I’m going to tell you a story.  It’s long.  Sorry in advance.

Remember when I left Houston?  I put everything into a U-Haul UBox and sent it from Houston to California until I decided what to do with it.  Well, it was time to go home to Hawaii - so I was going to arrange to send it from California to Hawaii.  The cost was going to be 3500.  This seemed very expensive so I also called Matson and received a quote for a 20ft container.  Their rate was also 3500.  This told me one key thing:  U-Haul is basing their price off the price of a container.  They know I won’t unpack my U-Box and stuff a container for the same price - there would have to be a price savings on the container.  To make a container cheaper for myself I could find someone to share it with but, this is complicated because I’d need to find someone going to Hilo - if I didn’t need my items in a timely manner that might be fine.  One critical point of information here:  A U-box is 300 cu. ft.  A 20’ container is approximately 1360 cu. ft.  (the height of containers can vary).

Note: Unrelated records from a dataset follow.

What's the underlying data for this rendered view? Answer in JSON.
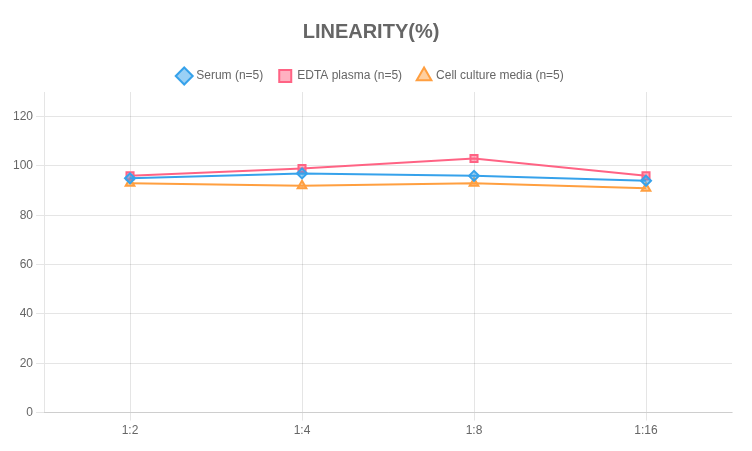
{
  "chart_data": {
    "type": "line",
    "title": "LINEARITY(%)",
    "categories": [
      "1:2",
      "1:4",
      "1:8",
      "1:16"
    ],
    "series": [
      {
        "name": "Serum (n=5)",
        "values": [
          95,
          97,
          96,
          94
        ],
        "marker": "diamond"
      },
      {
        "name": "EDTA plasma (n=5)",
        "values": [
          96,
          99,
          103,
          96
        ],
        "marker": "square"
      },
      {
        "name": "Cell culture media (n=5)",
        "values": [
          93,
          92,
          93,
          91
        ],
        "marker": "triangle"
      }
    ],
    "ylim": [
      0,
      130
    ],
    "yticks": [
      0,
      20,
      40,
      60,
      80,
      100,
      120
    ],
    "grid": true,
    "legend": "top"
  }
}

So I decide that I’m way smarter than all of them - and I go find a 3PL (Third Party Logistics) they handle the warehousing, and logistics required prior to transport.  I find one who quotes me 1100 for shipping (based on cubic) and 800 to re-crate it.  I feel like a genius.

Freight Forwarders are licensed and basically negotiate ocean freight.  They are also responsible for all the paperwork necessary to complete the Bill of Lading which is required for shipment.  

Even though I’m in the shipping industry it would have been really hard for me to go directly to the Freight Forwarder.  Basically, I knew just enough to get myself into trouble.  

It turns out that what I actually found was a con artist.  He took my money for the logistics and didn’t pay the Freight Forwarder - which meant that my shipment was impounded in Honolulu and I had to negotiate the release of my Household Goods.  I had to file claim disputes with my bank and credit card companies and shut down all my accounts.  

The Jones Act isn’t costing the American Public billions of dollars.  Individual companies are charging rates based on the rate of container.  They are grossly overcharging Americans per cubic foot.

Freight Forwarders have increased the cost of shipping Household Goods over other types of items because they know its a high claim item but, they also don’t charge an individual the same rates that they charge a 3PL.  Which means, I have to use a 3PL to save money with the Freight Forwarder.

It’s statistically impossible that I just happened to select the only con-artist 3PL.  3PL’s aren’t exactly popping up on Yelp so, you basically take a gamble when you use one.

What initially would have cost 3500 to ship has cost 5000 by the time I got swindled.  Want to know what the actual freight cost was?  1400.  

So the next time you hear someone quote how much Americans are losing by shipping their goods on US Flag vessels you can divide that number by three.  At a minimum.  Then you add in what it’s worth to keep jobs in America.  Can you put a price on clean water and white sand?  How about the very human element involved - shouldn’t foreign sailors make a livable wage like American Sailors?  These things are hard to quantify but protected by the Jones Act.

The next time you hear the Jones Act mentioned please remember that it’s reach is far and most often misunderstood.


Sometimes the mood strikes me and I hit the keyboard and tap away furiously.  These are often the times that make me feel nervous when I hit publish.  I normally don't read through before hitting publish because if I do I'll chicken out and not post.  I apologize for any errors.